The former owner of the briefly popular and now-defunct Tucker Duke’s Lunchbox restaurant in Tallahassee was arrested Friday on felony tax evasion charges.
Brian Cartenuto, 35, of Niceville, was booked on five counts of refusing to pay sales tax or file returns and one count of failing to remit sales tax between $20,000 and $100,000, court records show.
He was released from the Leon County Jail on a $1,000 bond per count, records show.
Cartenuto didn’t turn in roughly $23,000 in tax due from October 2014 to February 2015, according to a probable cause affidavit.
Though Cartenuto has other Tucker Duke’s locations, the charges were connected to the Tallahassee operation, which closed permanently after a February 2015 kitchen fire.

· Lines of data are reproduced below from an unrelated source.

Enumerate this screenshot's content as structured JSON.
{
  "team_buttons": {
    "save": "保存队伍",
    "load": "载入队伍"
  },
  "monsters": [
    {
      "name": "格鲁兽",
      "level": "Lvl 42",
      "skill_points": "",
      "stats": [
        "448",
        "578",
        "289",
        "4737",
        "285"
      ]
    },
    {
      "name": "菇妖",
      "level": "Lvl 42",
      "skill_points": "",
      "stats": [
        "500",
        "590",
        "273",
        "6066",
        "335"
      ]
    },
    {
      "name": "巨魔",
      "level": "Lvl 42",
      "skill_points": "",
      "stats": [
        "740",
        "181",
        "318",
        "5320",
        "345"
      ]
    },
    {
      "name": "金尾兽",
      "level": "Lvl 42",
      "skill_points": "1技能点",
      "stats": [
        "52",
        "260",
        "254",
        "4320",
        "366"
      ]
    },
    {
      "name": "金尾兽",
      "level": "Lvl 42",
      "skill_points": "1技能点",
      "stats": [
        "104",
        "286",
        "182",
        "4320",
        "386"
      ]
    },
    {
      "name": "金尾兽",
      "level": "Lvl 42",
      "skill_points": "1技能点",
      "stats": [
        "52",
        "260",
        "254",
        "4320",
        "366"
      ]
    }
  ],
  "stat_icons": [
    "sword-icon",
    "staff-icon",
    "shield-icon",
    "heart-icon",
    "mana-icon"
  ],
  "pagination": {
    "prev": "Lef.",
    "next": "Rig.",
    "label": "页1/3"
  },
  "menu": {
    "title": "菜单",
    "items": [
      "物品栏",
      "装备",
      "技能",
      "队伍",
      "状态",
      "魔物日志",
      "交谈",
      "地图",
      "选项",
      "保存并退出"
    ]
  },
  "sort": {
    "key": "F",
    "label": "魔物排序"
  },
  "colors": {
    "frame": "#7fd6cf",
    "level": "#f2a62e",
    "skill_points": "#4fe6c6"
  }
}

He also was arrested on tax evasion charges last September in Okaloosa County, according to the Northwest Florida Daily News. He has eateries in Niceville, Deerfield Beach and Boca Raton, according to a website.
For a hot minute on Tallahassee’s restaurant scene, he ran the restaurant — billed as a “Southern-style burger gastropub” — at 224 E. College Ave. The arrest report said his landlord there was Southern Strategy Group, the capital’s premier lobbying firm.
Cartenuto, a graduate of the prestigious Johnson & Wales culinary arts program, initially made a splash. He was billed as a culinary wunderkind with Food Network bona fides, including twice being a winner on “Cutthroat Kitchen.”
Matt Willard, Cartenuto’s Tallahassee-based attorney, could not be immediately reached.
Department of Revenue employees had been in contact with Cartenuto since January 2015, trying to get him to pay the tax due, the report said. Cartenuto kept promising to file returns and pay his taxes “as soon as possible.”
Investigators later looking through his bank records found Cartenuto “had enough funds in (his) account to pay … the taxes due during this period,” according to the affidavit.
An initial hearing in the case has not been set.